There are few countries as diverse as Ethiopia. The country is home to at least 80 different languages in addition to Amharic, the official language, which itself has more than 200 dialects and its own alphabet. What appears to bind these linguistic groupings together is religion, with the majority of Ethiopians being devout Orthodox Christians - although Sunni Muslims and those of African traditional beliefs live in easy harmony with them. Even though Ethiopia can claim to be the first country in the world to adopt Christianity as a state religion, the origins of many much older empires can be traced to within its borders. The most important of these is at ksum - or Axum, to give the town its present-day spelling - that dates its beginnings to two or three hundred years before the birth of Christ. And, long before this, this was the region where Makeda, the Queen of Sheba, reigned.
The town today is best known to the outside world for two central aspects of Ethiopian culture, one hidden to the world, the other being very evident - the enormous monolithic stelae or standing stones. These mark the tombs of a ruling elite of a remarkable civilisation that until around 300AD held sway over both sides of the Red Sea, in both southern Arabia, across the Horn of Africa and deep into the interior of the continent. Greek traders recorded that Aksum was the centre of an African empire that had trade links with India, Arabia, Rome, Egypt and Persia as well as Greece.

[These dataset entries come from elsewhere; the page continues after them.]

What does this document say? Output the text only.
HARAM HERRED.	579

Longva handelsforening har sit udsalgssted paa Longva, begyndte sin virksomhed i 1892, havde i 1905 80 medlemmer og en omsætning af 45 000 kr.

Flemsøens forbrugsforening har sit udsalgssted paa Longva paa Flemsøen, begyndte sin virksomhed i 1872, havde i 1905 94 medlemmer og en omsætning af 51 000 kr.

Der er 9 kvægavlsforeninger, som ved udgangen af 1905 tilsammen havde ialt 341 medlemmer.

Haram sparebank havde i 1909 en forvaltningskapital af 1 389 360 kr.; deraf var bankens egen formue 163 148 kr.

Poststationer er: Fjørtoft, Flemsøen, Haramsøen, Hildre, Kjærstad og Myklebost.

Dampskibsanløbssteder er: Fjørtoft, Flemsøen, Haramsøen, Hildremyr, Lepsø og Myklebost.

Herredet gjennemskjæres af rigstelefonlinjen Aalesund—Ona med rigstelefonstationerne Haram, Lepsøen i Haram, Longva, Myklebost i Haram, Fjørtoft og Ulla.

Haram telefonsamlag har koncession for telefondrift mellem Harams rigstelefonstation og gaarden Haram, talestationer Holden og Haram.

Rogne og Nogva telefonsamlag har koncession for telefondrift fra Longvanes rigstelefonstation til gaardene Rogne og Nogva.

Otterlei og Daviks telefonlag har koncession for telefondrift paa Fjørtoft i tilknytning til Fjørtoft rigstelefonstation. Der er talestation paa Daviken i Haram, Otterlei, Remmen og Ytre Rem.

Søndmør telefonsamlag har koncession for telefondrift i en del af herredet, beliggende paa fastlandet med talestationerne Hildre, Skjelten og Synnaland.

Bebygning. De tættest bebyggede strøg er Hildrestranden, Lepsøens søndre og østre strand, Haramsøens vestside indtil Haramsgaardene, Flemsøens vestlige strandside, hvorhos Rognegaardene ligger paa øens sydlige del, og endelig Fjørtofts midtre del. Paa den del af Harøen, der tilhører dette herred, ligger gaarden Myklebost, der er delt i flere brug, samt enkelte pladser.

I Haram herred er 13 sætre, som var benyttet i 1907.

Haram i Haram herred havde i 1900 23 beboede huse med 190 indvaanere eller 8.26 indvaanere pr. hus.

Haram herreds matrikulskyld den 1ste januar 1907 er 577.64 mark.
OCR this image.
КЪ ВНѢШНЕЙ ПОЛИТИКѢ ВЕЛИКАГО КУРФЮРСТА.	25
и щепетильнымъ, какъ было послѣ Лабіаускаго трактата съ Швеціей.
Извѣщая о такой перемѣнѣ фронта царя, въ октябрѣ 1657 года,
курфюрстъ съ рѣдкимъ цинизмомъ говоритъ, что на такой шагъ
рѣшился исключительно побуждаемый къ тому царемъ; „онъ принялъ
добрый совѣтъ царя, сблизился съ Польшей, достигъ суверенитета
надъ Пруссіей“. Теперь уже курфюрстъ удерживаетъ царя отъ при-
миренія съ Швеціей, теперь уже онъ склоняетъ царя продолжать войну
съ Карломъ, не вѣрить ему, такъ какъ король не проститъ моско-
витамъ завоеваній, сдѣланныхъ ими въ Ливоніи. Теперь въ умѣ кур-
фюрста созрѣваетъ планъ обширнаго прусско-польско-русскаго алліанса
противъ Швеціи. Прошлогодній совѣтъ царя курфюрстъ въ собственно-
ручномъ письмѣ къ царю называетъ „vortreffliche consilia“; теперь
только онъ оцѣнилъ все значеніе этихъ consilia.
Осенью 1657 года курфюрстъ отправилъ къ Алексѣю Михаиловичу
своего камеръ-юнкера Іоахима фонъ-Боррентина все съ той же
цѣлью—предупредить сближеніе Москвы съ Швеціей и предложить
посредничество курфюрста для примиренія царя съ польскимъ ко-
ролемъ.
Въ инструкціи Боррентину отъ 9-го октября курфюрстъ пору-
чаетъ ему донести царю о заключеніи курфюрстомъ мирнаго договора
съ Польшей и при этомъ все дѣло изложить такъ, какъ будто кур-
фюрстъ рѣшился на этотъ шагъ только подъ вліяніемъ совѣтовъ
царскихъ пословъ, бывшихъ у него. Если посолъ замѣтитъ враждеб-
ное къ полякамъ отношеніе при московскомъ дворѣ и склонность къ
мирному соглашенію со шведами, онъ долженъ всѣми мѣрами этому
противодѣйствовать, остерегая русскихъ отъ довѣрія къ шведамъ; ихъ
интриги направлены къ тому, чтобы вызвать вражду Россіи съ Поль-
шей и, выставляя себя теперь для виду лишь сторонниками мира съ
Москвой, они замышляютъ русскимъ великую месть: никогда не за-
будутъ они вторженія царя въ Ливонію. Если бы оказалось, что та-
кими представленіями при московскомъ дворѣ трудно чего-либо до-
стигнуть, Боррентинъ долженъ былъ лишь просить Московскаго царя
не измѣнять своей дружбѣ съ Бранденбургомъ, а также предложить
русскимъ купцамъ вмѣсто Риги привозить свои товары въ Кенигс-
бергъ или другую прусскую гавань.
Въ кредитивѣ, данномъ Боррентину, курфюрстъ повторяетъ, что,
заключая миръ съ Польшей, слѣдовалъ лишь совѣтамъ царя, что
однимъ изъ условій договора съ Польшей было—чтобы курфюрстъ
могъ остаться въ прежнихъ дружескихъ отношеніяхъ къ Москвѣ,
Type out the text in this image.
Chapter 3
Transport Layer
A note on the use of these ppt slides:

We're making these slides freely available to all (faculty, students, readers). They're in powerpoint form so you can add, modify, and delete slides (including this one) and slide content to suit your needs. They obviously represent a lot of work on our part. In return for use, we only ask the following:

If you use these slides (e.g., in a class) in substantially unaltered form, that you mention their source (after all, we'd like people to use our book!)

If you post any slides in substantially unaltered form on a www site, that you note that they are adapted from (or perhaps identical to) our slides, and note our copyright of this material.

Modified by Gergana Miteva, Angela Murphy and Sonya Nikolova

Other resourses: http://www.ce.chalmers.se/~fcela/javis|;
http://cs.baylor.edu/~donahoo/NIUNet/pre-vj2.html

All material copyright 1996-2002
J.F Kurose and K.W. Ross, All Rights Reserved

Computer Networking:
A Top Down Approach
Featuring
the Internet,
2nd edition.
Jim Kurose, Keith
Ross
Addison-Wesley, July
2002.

To the faithful of the Ethiopian Orthodox Church, Aksum is also the place where the revered Arc of the Covenant was brought by Menelik I, son of the Queen of Sheba and King Solomon of Israel, as detailed in the thirteenth-century account Kebra Negast ('The Book of the Glory of Kings'). The Arc of the Covenant is today reputedly kept in a small chapel, the holiest sanctuary in Ethiopia, beside the St Mary of Zion church in Aksum. It's jealously guarded by monks who deny allcomers entry to the chapel or sight of the treasured relic. The original church of Saint Mary of Zion was built in the fourth century during the reign of King Ezana, who converted the Aksumite kingdom to Christianity after he himself was converted by two Syrian Christian priests who told him about the life of Jesus Christ. Christianity spread across the region with churches and monastries being established and the priesthood exerting a powerful influence on the population.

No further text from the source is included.